Wednesday, February 26, 2020

What did Donald Trump do today?

He sued a newspaper for publishing an opinion piece.

Today, Trump's campaign sued the New York Times for publishing an opinion piece titled "The Real Trump-Russia Quid Pro Quo." The March 27, 2019 piece by Max Frankel argues that Trump—who famously begged Russia on live TV to hack into his opponents' e-mails—didn't need a "smoking gun" meeting with Putin or a secret backchannel to establish a corrupt bargain. 

Instead, Frankel argues, Trump made clear to the Putin regime up front just by campaigning that he was willing to "play ball" in exchange for illegal interference. Then, Frankel notes, Trump held up his end of the bargain: praising Putin and attacking the U.S. intelligence agencies who opposed Russia's interference, weakening sanctions, and generally doing Russia's bidding on the world stage.

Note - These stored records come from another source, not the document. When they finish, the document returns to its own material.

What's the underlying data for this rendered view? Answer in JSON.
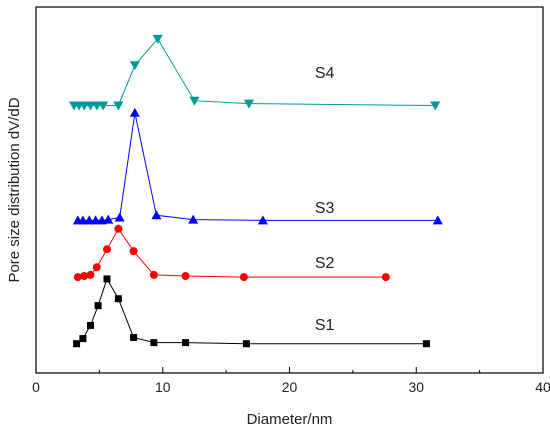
{
  "chart_data": {
    "type": "line",
    "title": "",
    "xlabel": "Diameter/nm",
    "ylabel": "Pore size distribution dV/dD",
    "xlim": [
      0,
      40
    ],
    "ylim": [
      0,
      1
    ],
    "x_ticks": [
      "0",
      "10",
      "20",
      "30",
      "40"
    ],
    "y_ticks_shown": false,
    "grid": false,
    "legend": "none",
    "annotations": [
      {
        "text": "S1",
        "series": "S1",
        "x": 22,
        "y": 0.134
      },
      {
        "text": "S2",
        "series": "S2",
        "x": 22,
        "y": 0.303
      },
      {
        "text": "S3",
        "series": "S3",
        "x": 22,
        "y": 0.453
      },
      {
        "text": "S4",
        "series": "S4",
        "x": 22,
        "y": 0.822
      }
    ],
    "series": [
      {
        "name": "S1",
        "color": "#000000",
        "marker": "square",
        "x": [
          3.2,
          3.7,
          4.3,
          4.9,
          5.6,
          6.5,
          7.7,
          9.3,
          11.8,
          16.6,
          30.8
        ],
        "y": [
          0.08,
          0.094,
          0.13,
          0.184,
          0.257,
          0.203,
          0.097,
          0.083,
          0.083,
          0.08,
          0.08
        ]
      },
      {
        "name": "S2",
        "color": "#ff0000",
        "marker": "circle",
        "x": [
          3.3,
          3.8,
          4.3,
          4.8,
          5.6,
          6.5,
          7.7,
          9.3,
          11.8,
          16.4,
          27.6
        ],
        "y": [
          0.262,
          0.265,
          0.268,
          0.289,
          0.338,
          0.394,
          0.333,
          0.268,
          0.265,
          0.262,
          0.262
        ]
      },
      {
        "name": "S3",
        "color": "#0000ff",
        "marker": "triangle-up",
        "x": [
          3.3,
          3.7,
          4.2,
          4.7,
          5.2,
          5.7,
          6.6,
          7.8,
          9.5,
          12.4,
          17.9,
          31.7
        ],
        "y": [
          0.417,
          0.417,
          0.417,
          0.417,
          0.417,
          0.419,
          0.425,
          0.711,
          0.431,
          0.419,
          0.417,
          0.417
        ]
      },
      {
        "name": "S4",
        "color": "#009999",
        "marker": "triangle-down",
        "x": [
          3.0,
          3.4,
          3.8,
          4.3,
          4.8,
          5.3,
          6.5,
          7.8,
          9.6,
          12.5,
          16.8,
          31.5
        ],
        "y": [
          0.731,
          0.731,
          0.731,
          0.731,
          0.731,
          0.731,
          0.731,
          0.841,
          0.913,
          0.744,
          0.736,
          0.731
        ]
      }
    ]
  }
}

Collusion — or a lack of it — turns out to have been the rhetorical trap that ensnared President Trump’s pursuers. There was no need for detailed electoral collusion between the Trump campaign and Vladimir Putin’s oligarchy because they had an overarching deal: the quid of help in the campaign against Hillary Clinton for the quo of a new pro-Russian foreign policy, starting with relief from the Obama administration’s burdensome economic sanctions. The Trumpites knew about the quid and held out the prospect of the quo.
...And true to the campaign minuet, despite great resistance in Congress, President Trump has watered down the sanctions and otherwise appeased Russian interests, even at the expense of America’s allies. Call it the art of the deal.

Trump is famous for threatening lawsuits when people say things about him he doesn't like—and just as famous for not following through. In this case, it's just as well: it is not illegal or grounds for a lawsuit for a newspaper to criticize the president.

Worse, for Trump, the truth is an absolute defense against a libel charge. It is true that Trump (to say nothing of most of his senior campaign staff) expressed interest in having Russia intervene during the 2016 election, and it is true that Trump weakened sanctions against the Putin regime and "otherwise appeased Russian interests."

Why should I care about this?

  • In a democracy, people can criticize their leaders without fear of punishment.
  • Courts of law aren't really the best place for a campaign stunt.
  • Presidents who don't want people to think they're the puppet of hostile foreign governments should probably try not to act like they are.